- Relator(a)
- Ministro Raul Araújo
- Órgão julgador
- Quarta Turma
- Data do julgamento
- 03/11/2025
- Data de publicação
- 10/11/2025
STJ – Acórdão, Rel. Ministro Raul Araújo, Quarta Turma, j. 03/11/2025, p. 10/11/2025
DIREITO CIVIL. AGRAVO EM RECURSO ESPECIAL. LOCAÇÃO COMERCIAL. CLÁUSULA DE RENÚNCIA À AÇÃO RENOVATÓRIA. CESSÃO DE CONTRATO. INDENIZAÇÃO POR PERDAS E DANOS. AGRAVO DESPROVIDO. 1. Agravo interposto contra decisão que inadmitiu recurso especial, no qual se alegou violação de dispositivos do Código de Processo Civil, Código Civil, Lei de Liberdade Econômica e Lei de Locações, além de dissídio jurisprudencial.
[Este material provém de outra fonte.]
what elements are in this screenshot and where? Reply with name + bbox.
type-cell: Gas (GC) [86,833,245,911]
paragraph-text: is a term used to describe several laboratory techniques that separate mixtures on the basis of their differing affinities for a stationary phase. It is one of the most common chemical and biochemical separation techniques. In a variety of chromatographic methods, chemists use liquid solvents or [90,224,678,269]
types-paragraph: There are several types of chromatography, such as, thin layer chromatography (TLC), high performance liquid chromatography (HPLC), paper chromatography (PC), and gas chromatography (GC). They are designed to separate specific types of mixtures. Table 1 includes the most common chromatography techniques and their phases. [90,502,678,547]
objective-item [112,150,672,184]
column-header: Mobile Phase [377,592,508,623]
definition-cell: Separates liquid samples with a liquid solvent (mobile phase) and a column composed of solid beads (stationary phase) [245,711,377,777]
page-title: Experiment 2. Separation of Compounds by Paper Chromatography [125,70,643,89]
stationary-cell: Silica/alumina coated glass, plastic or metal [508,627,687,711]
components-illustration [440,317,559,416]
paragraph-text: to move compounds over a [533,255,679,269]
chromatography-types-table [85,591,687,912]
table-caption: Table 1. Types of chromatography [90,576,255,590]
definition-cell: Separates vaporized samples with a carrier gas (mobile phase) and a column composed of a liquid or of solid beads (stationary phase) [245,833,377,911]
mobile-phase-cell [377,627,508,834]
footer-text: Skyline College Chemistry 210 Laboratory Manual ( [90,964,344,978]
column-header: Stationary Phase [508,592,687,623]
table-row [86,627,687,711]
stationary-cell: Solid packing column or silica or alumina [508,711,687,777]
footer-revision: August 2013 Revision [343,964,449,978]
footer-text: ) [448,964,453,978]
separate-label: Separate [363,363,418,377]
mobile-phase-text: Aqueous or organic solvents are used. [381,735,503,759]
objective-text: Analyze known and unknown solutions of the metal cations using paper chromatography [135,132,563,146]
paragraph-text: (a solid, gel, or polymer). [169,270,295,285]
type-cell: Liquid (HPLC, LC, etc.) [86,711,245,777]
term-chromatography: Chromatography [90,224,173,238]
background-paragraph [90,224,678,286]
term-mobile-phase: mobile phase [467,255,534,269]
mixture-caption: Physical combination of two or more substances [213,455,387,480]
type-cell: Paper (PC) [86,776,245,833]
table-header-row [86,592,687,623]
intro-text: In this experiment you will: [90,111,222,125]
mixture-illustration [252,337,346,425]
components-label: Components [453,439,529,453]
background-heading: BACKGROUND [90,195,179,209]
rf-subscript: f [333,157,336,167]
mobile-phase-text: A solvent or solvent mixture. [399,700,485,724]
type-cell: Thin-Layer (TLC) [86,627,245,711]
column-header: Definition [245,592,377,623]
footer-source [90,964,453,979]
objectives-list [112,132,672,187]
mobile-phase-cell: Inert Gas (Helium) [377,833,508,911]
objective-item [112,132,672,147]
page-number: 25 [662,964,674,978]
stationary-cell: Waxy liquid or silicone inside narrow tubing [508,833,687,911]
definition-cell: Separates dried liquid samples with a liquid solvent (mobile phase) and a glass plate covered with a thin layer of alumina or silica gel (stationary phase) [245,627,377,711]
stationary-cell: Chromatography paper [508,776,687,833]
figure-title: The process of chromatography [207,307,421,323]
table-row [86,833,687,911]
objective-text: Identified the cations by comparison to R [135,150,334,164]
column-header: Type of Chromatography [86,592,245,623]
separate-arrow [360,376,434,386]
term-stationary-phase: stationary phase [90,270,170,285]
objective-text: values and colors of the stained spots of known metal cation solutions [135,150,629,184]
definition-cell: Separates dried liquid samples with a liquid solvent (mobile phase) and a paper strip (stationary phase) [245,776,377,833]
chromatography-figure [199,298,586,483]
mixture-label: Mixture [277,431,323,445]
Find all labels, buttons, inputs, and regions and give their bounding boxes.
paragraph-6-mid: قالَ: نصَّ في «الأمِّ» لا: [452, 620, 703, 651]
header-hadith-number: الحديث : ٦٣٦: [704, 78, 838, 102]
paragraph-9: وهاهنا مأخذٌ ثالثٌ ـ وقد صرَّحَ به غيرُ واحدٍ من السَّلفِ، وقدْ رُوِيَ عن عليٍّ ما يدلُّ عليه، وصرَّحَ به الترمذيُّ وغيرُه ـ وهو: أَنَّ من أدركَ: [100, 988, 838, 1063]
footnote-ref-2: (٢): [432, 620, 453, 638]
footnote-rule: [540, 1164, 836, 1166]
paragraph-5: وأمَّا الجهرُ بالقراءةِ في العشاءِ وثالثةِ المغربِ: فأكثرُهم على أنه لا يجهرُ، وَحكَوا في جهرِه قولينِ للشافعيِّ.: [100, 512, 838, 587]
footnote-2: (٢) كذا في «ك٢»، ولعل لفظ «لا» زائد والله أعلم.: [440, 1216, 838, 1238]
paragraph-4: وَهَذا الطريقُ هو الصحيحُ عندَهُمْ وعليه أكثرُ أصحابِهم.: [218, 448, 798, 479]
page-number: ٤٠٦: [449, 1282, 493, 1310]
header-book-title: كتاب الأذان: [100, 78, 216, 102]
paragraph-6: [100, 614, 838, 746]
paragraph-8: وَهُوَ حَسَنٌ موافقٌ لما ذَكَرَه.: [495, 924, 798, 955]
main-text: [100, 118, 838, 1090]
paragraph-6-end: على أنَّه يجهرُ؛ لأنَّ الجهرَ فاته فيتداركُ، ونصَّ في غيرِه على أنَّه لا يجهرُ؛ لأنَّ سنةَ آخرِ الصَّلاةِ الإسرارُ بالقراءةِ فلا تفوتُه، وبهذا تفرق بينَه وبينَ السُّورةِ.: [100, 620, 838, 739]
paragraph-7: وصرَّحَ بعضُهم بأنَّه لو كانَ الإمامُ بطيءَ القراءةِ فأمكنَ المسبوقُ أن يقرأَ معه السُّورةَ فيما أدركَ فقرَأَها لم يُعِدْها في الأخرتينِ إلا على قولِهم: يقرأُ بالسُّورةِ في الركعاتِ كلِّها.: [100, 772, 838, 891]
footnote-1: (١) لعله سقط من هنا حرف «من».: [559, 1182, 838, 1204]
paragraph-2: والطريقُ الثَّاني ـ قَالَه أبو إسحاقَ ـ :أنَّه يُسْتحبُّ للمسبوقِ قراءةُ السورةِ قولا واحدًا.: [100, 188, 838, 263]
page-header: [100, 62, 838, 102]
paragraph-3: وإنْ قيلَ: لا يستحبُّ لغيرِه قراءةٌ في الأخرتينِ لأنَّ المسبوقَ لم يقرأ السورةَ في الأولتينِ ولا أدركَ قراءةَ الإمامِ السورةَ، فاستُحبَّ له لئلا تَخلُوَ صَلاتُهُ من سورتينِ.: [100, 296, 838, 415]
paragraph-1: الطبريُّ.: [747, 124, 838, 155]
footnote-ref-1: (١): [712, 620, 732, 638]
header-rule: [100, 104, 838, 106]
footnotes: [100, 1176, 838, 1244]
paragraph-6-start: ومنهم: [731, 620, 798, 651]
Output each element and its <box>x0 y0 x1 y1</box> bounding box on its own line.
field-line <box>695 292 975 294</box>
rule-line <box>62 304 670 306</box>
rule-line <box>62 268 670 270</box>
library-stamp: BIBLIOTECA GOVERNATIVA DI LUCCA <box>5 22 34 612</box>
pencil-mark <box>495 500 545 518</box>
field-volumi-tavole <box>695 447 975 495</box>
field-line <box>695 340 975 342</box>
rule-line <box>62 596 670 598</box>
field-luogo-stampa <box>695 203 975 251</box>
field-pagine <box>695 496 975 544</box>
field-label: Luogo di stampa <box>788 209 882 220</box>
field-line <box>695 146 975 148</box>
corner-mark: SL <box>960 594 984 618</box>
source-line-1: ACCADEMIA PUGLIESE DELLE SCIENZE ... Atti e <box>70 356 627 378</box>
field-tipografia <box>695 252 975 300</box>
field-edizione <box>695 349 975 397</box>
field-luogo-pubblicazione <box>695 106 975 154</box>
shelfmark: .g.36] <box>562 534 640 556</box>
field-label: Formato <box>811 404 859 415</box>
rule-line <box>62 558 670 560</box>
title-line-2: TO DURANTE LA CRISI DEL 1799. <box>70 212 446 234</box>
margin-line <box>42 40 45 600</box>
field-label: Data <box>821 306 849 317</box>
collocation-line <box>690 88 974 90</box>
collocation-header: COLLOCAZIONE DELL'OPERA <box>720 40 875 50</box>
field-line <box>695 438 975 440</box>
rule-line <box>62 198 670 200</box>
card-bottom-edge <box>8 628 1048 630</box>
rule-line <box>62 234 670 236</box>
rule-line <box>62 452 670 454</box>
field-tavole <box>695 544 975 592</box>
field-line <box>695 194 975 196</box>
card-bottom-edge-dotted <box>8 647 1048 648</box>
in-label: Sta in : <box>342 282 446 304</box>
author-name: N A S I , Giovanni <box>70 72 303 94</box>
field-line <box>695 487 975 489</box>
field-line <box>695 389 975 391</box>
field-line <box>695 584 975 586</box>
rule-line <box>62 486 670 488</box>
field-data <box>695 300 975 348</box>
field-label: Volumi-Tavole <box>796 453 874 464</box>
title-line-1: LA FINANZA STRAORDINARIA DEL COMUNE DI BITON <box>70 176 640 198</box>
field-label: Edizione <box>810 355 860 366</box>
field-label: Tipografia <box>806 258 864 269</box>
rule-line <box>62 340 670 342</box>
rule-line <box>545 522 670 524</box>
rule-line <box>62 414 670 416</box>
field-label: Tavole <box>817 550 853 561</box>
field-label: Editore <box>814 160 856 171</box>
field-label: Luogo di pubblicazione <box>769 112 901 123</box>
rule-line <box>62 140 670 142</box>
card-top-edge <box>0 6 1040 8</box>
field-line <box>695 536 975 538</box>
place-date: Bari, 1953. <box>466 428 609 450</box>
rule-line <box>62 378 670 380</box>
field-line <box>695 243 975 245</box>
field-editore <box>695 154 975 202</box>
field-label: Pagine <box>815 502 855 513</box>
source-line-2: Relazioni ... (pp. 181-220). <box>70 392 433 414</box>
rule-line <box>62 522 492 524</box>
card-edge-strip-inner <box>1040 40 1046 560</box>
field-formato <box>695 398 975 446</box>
O recurso especial buscava reformar acórdão do TJ-PR que julgou improcedente ação indenizatória proposta por locadores contra locatária, envolvendo cláusula de renúncia à ação renovatória, cessão de contrato de locação e pedidos de indenização por perdas e danos e fundo de comércio. 2. A questão em discussão consiste em saber se: (I) a cláusula de renúncia à ação renovatória em contrato de locação comercial é válida em ambiente empresarial paritário; (II) a cessão de contrato de locação sem consentimento prévio e escrito do locador é nula; e (III) há direito à indenização por perdas e danos e fundo de comércio. 3. A cláusula de renúncia à ação renovatória foi considerada nula, conforme o art. 45 da Lei 8.245/91, que proíbe cláusulas que afastem o direito à renovação do contrato de locação. 4. A cessão do contrato foi considerada válida com base na cláusula sexta do contrato, que autorizava expressamente a cessão, e no conjunto probatório, afastando a necessidade de consentimento prévio e escrito do locador. 5. O ajuizamento de ação judicial pelo cessionário não caracteriza ato ilícito, sendo exercício regular de direito. 6. Os pedidos de indenização por perdas e danos e fundo de comércio foram rejeitados por ausência de razoabilidade e de elementos probatórios suficientes. 7. A negativa de prestação jurisdicional foi afastada, pois o acórdão recorrido examinou de forma clara e fundamentada as questões essenciais à controvérsia. 8. A pretensão de reexame de provas e cláusulas contratuais esbarra nos óbices das Súmulas 5 e 7 do STJ. 9. O dissídio jurisprudencial não foi demonstrado, pois as divergências decorrem de circunstâncias específicas de cada caso, não configurando interpretação distinta sobre a mesma questão de direito federal. 10. Agravo conhecido. Recurso especial desprovido. (AREsp n. 1.989.838/PR, relator Ministro Raul Araújo, Quarta Turma, julgado em 3/11/2025, DJEN de 10/11/2025.)